Les scènes se passent majoritairement dans des salles de concert à la lumière artificielle et tamisée, déracinant l’instant de la réalité, ou dans leurs lieux de répétition où l’usage de drogues psychédéliques est souvent de rigueur pour mettre en route la machine artistique. La consommation de substances illicites a beau être une composante majeure du récit, le film arrive assez justement à éviter la trajectoire recopiée à l’infini du « rise and fall », comprenez l’ascension de l’artiste, qui, comme Icare, se brûlera les ailes une fois trop proche du soleil. La répétition de ce trope est de facto évité car le projet Los Planetas semble paralysé, incapable de décoller.
Le départ de la bassiste, May, a laissé un trou béant, déséquilibrant le groupe, tandis que le guitariste est embourbé dans un cercle vicieux d’autodestruction. Cette incertitude constitue quasiment le cœur du scénario, construit à la façon d’une tracklist d’un album. L’histoire avance à tâtons et est segmentée à de nombreux intervalles par des titres qui apparaissent à l’image et précisent les thèmes qui vont être abordés. Ce sentiment de regarder un album imagé s’avère particulièrement saisissant dans les quelques scènes oniriques du film où le fantasme déborde le réel pour faire primer un univers sensoriel où les états d’âmes des artistes ne font qu’un avec leur représentation.
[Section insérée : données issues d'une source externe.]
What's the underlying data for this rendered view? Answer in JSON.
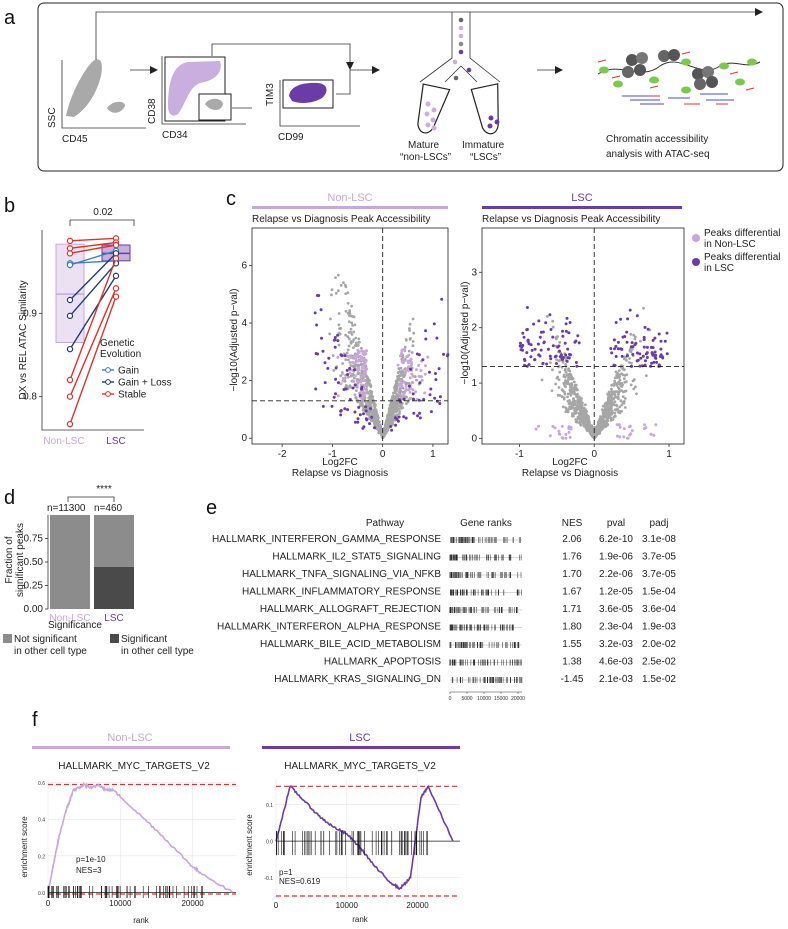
{
  "panel_a": {
    "label": "a",
    "gates": [
      {
        "y_axis": "SSC",
        "x_axis": "CD45"
      },
      {
        "y_axis": "CD38",
        "x_axis": "CD34"
      },
      {
        "y_axis": "TIM3",
        "x_axis": "CD99"
      }
    ],
    "mature_label": "Mature",
    "mature_sub": "“non-LSCs”",
    "immature_label": "Immature",
    "immature_sub": "“LSCs”",
    "analysis_line1": "Chromatin accessibility",
    "analysis_line2": "analysis with ATAC-seq"
  },
  "panel_b": {
    "label": "b",
    "ylabel": "DX vs REL ATAC Similarity",
    "pvalue": "0.02",
    "legend_title_1": "Genetic",
    "legend_title_2": "Evolution",
    "colors": {
      "gain": "#3a7dc9",
      "gain_loss": "#1f3f73",
      "stable": "#e0322c",
      "nonlsc": "#c9a6dc",
      "lsc": "#6b3ba8"
    },
    "chart_data": {
      "type": "scatter",
      "categories": [
        "Non-LSC",
        "LSC"
      ],
      "ylim": [
        0.76,
        1.0
      ],
      "yticks": [
        "0.8",
        "0.9"
      ],
      "legend": [
        "Gain",
        "Gain + Loss",
        "Stable"
      ],
      "pairs": [
        {
          "group": "Gain",
          "values": [
            0.96,
            0.963
          ]
        },
        {
          "group": "Gain",
          "values": [
            0.958,
            0.975
          ]
        },
        {
          "group": "Gain + Loss",
          "values": [
            0.897,
            0.96
          ]
        },
        {
          "group": "Gain + Loss",
          "values": [
            0.857,
            0.945
          ]
        },
        {
          "group": "Gain + Loss",
          "values": [
            0.916,
            0.972
          ]
        },
        {
          "group": "Stable",
          "values": [
            0.987,
            0.99
          ]
        },
        {
          "group": "Stable",
          "values": [
            0.978,
            0.985
          ]
        },
        {
          "group": "Stable",
          "values": [
            0.972,
            0.982
          ]
        },
        {
          "group": "Stable",
          "values": [
            0.8,
            0.93
          ]
        },
        {
          "group": "Stable",
          "values": [
            0.82,
            0.966
          ]
        },
        {
          "group": "Stable",
          "values": [
            0.767,
            0.92
          ]
        }
      ]
    }
  },
  "panel_c": {
    "label": "c",
    "left_header": "Non-LSC",
    "right_header": "LSC",
    "subtitle": "Relapse vs Diagnosis Peak Accessibility",
    "ylabel": "−log10(Adjusted p−val)",
    "xlabel_1": "Log2FC",
    "xlabel_2": "Relapse vs Diagnosis",
    "legend": [
      {
        "line1": "Peaks differential",
        "line2": "in Non-LSC",
        "color": "#c9a6dc"
      },
      {
        "line1": "Peaks differential",
        "line2": "in LSC",
        "color": "#6b3ba8"
      }
    ],
    "chart_data": [
      {
        "type": "scatter",
        "title": "Non-LSC",
        "xlim": [
          -2.6,
          1.3
        ],
        "ylim": [
          -0.2,
          7.3
        ],
        "xticks": [
          -2,
          -1,
          0,
          1
        ],
        "yticks": [
          0,
          2,
          4,
          6
        ],
        "threshold": 1.3
      },
      {
        "type": "scatter",
        "title": "LSC",
        "xlim": [
          -1.5,
          1.2
        ],
        "ylim": [
          -0.1,
          3.8
        ],
        "xticks": [
          -1,
          0,
          1
        ],
        "yticks": [
          0,
          1,
          2,
          3
        ],
        "threshold": 1.3
      }
    ]
  },
  "panel_d": {
    "label": "d",
    "ylabel_1": "Fraction of",
    "ylabel_2": "significant peaks",
    "n_left": "n=11300",
    "n_right": "n=460",
    "stars": "****",
    "legend_title": "Significance",
    "legend_ns_1": "Not significant",
    "legend_ns_2": "in other cell type",
    "legend_s_1": "Significant",
    "legend_s_2": "in other cell type",
    "chart_data": {
      "type": "bar",
      "categories": [
        "Non-LSC",
        "LSC"
      ],
      "ylim": [
        0,
        1.0
      ],
      "yticks": [
        "0.00",
        "0.25",
        "0.50",
        "0.75"
      ],
      "series": [
        {
          "name": "Not significant in other cell type",
          "values": [
            1.0,
            0.55
          ],
          "color": "#8c8c8c"
        },
        {
          "name": "Significant in other cell type",
          "values": [
            0.0,
            0.45
          ],
          "color": "#4a4a4a"
        }
      ]
    }
  },
  "panel_e": {
    "label": "e",
    "headers": [
      "Pathway",
      "Gene ranks",
      "NES",
      "pval",
      "padj"
    ],
    "rows": [
      {
        "pathway": "HALLMARK_INTERFERON_GAMMA_RESPONSE",
        "nes": "2.06",
        "pval": "6.2e-10",
        "padj": "3.1e-08"
      },
      {
        "pathway": "HALLMARK_IL2_STAT5_SIGNALING",
        "nes": "1.76",
        "pval": "1.9e-06",
        "padj": "3.7e-05"
      },
      {
        "pathway": "HALLMARK_TNFA_SIGNALING_VIA_NFKB",
        "nes": "1.70",
        "pval": "2.2e-06",
        "padj": "3.7e-05"
      },
      {
        "pathway": "HALLMARK_INFLAMMATORY_RESPONSE",
        "nes": "1.67",
        "pval": "1.2e-05",
        "padj": "1.5e-04"
      },
      {
        "pathway": "HALLMARK_ALLOGRAFT_REJECTION",
        "nes": "1.71",
        "pval": "3.6e-05",
        "padj": "3.6e-04"
      },
      {
        "pathway": "HALLMARK_INTERFERON_ALPHA_RESPONSE",
        "nes": "1.80",
        "pval": "2.3e-04",
        "padj": "1.9e-03"
      },
      {
        "pathway": "HALLMARK_BILE_ACID_METABOLISM",
        "nes": "1.55",
        "pval": "3.2e-03",
        "padj": "2.0e-02"
      },
      {
        "pathway": "HALLMARK_APOPTOSIS",
        "nes": "1.38",
        "pval": "4.6e-03",
        "padj": "2.5e-02"
      },
      {
        "pathway": "HALLMARK_KRAS_SIGNALING_DN",
        "nes": "-1.45",
        "pval": "2.1e-03",
        "padj": "1.5e-02"
      }
    ],
    "rank_axis_ticks": [
      "0",
      "5000",
      "10000",
      "15000",
      "20000"
    ]
  },
  "panel_f": {
    "label": "f",
    "left_header": "Non-LSC",
    "right_header": "LSC",
    "ylabel": "enrichment score",
    "xlabel": "rank",
    "chart_data": [
      {
        "type": "line",
        "title": "HALLMARK_MYC_TARGETS_V2",
        "xlim": [
          0,
          26000
        ],
        "ylim": [
          -0.02,
          0.62
        ],
        "xticks": [
          "0",
          "10000",
          "20000"
        ],
        "yticks": [
          "0.0",
          "0.2",
          "0.4",
          "0.6"
        ],
        "p": "p=1e-10",
        "nes": "NES=3",
        "x": [
          0,
          500,
          1000,
          1500,
          2500,
          3000,
          3500,
          4200,
          5000,
          6000,
          7000,
          8000,
          9000,
          12000,
          15000,
          18000,
          20000,
          21000,
          25500
        ],
        "y": [
          0.0,
          0.1,
          0.2,
          0.3,
          0.45,
          0.5,
          0.56,
          0.57,
          0.59,
          0.57,
          0.59,
          0.56,
          0.56,
          0.45,
          0.34,
          0.22,
          0.14,
          0.11,
          0.0
        ]
      },
      {
        "type": "line",
        "title": "HALLMARK_MYC_TARGETS_V2",
        "xlim": [
          0,
          26000
        ],
        "ylim": [
          -0.15,
          0.17
        ],
        "xticks": [
          "0",
          "10000",
          "20000"
        ],
        "yticks": [
          "-0.1",
          "0.0",
          "0.1"
        ],
        "p": "p=1",
        "nes": "NES=0.619",
        "x": [
          0,
          2000,
          4000,
          6000,
          8000,
          10000,
          12000,
          14000,
          16000,
          17500,
          19000,
          20500,
          21500,
          25000
        ],
        "y": [
          0.0,
          0.15,
          0.11,
          0.07,
          0.04,
          0.02,
          -0.02,
          -0.07,
          -0.11,
          -0.13,
          -0.1,
          0.12,
          0.15,
          0.0
        ]
      }
    ]
  }
}
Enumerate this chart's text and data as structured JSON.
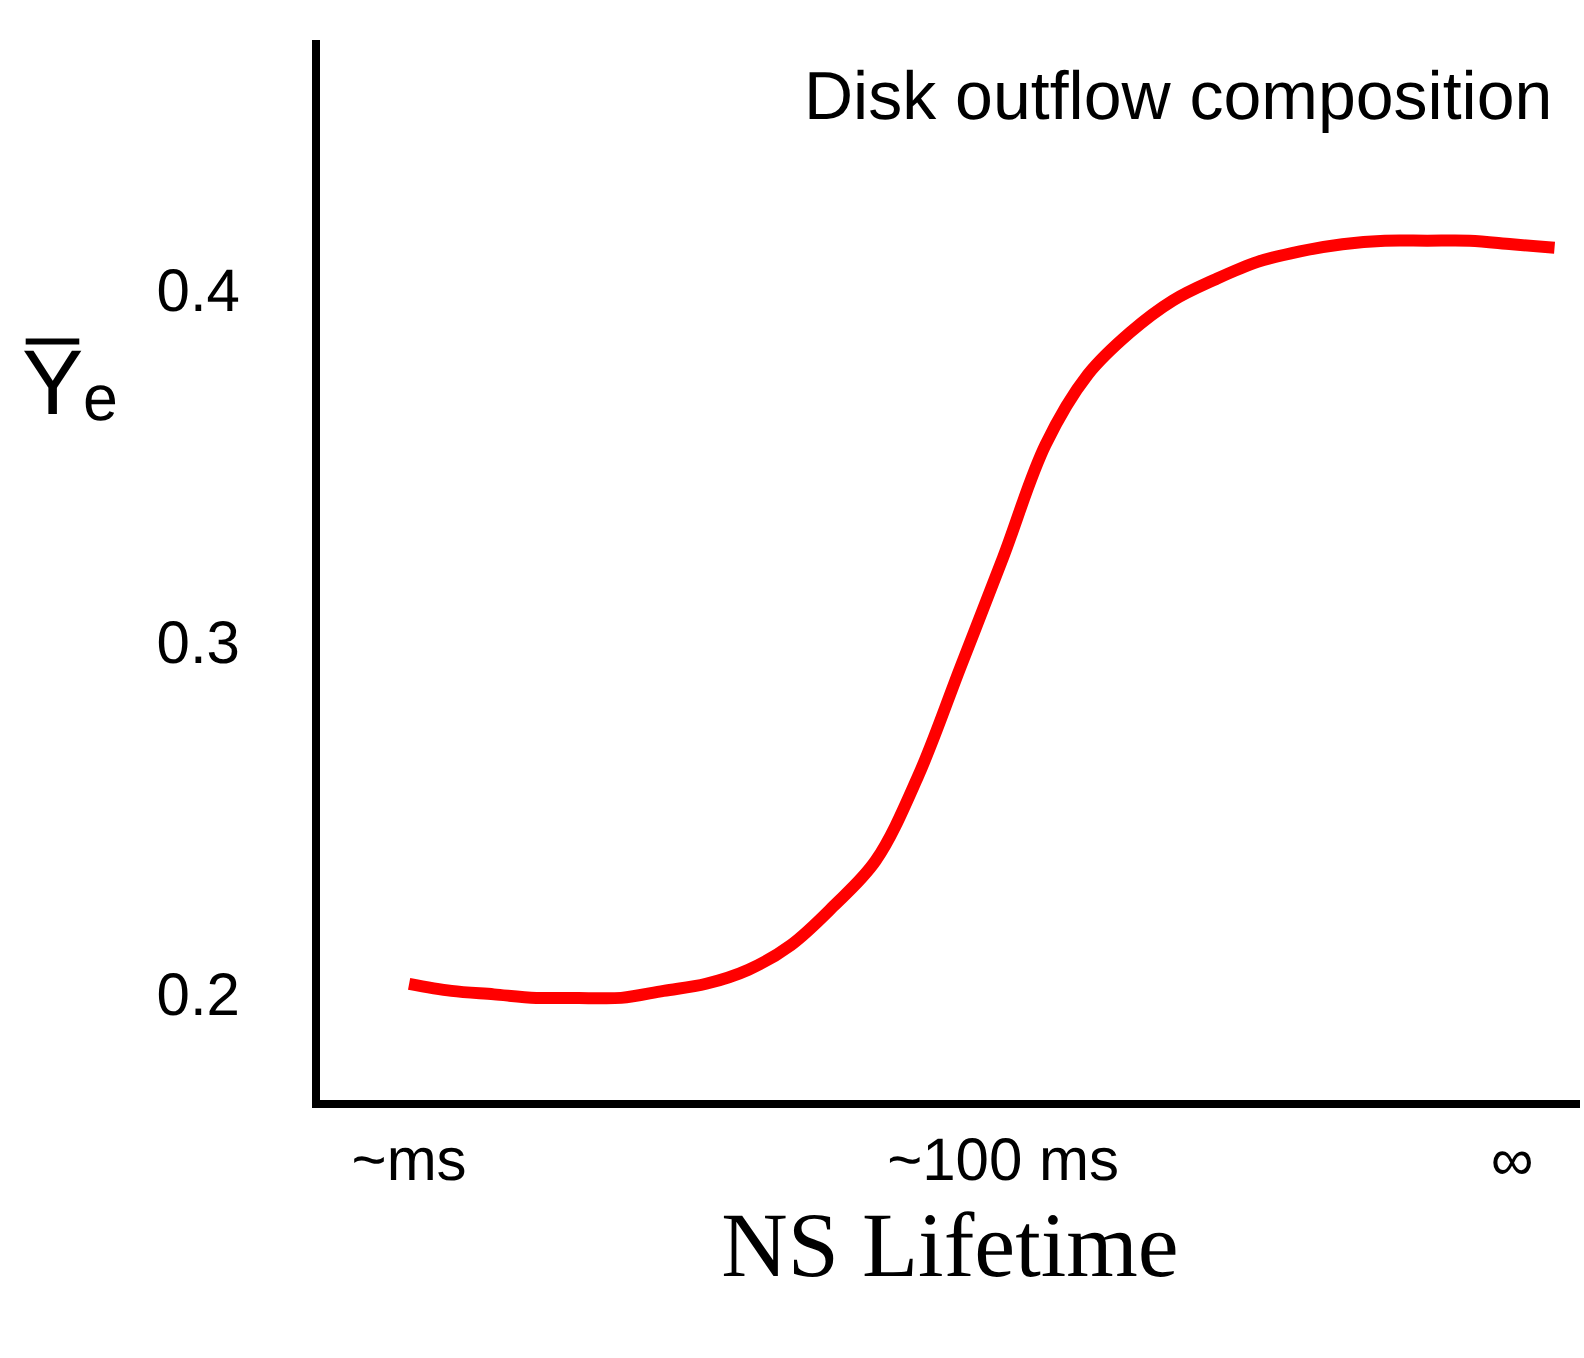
{
  "chart_data": {
    "type": "line",
    "title": "Disk outflow composition",
    "xlabel": "NS Lifetime",
    "ylabel": "Y̅ₑ",
    "categories": [
      "~ms",
      null,
      null,
      null,
      null,
      null,
      null,
      null,
      null,
      null,
      null,
      null,
      null,
      null,
      "~100 ms",
      null,
      null,
      null,
      null,
      null,
      null,
      null,
      null,
      null,
      null,
      null,
      "∞",
      null
    ],
    "series": [
      {
        "color": "#ff0000",
        "values": [
          0.203,
          0.201,
          0.2,
          0.199,
          0.199,
          0.199,
          0.201,
          0.203,
          0.207,
          0.214,
          0.225,
          0.238,
          0.262,
          0.293,
          0.324,
          0.356,
          0.376,
          0.388,
          0.397,
          0.403,
          0.408,
          0.411,
          0.413,
          0.414,
          0.414,
          0.414,
          0.413,
          0.412
        ]
      }
    ],
    "ylim": [
      0.17,
      0.471
    ],
    "yticks": [
      0.2,
      0.3,
      0.4
    ],
    "marker": "none",
    "line_style": "solid"
  }
}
Cette structure atypique apporte hélas son petit lot de défauts. Bien qu’il y ait distinctement une intro et une outro, un début et une fin, le chemin qui relie ces deux points ne parait pas toujours très clair. Le statu-quo des personnages devient frustrant quand des dialogues et des situations sont remâchés, sans forcément apporter un nouveau regard ou une plus-value comparée à une scène précédente. Les différentes voix off font de leur mieux pour expliciter les situations, mais leur utilisation parfois si terne est d’autant plus dommageable qu’à de nombreuses reprises le film s’amuse à re-raconter le même évènement par un interlocuteur différent, troublant toujours plus la frontière entre le mythe et la réalité, la confrontation qui fait tout le sel du biopic musical.
Plus proche de l’expérimental I’m Not There de Todd Haynes que de l’illustratif Bohemian Rhapsody, Segundo Premio ne profite que trop rarement de la liberté que lui offrait son script pour le transformer en quelque chose de fougueux ou de saisissant à l’écran.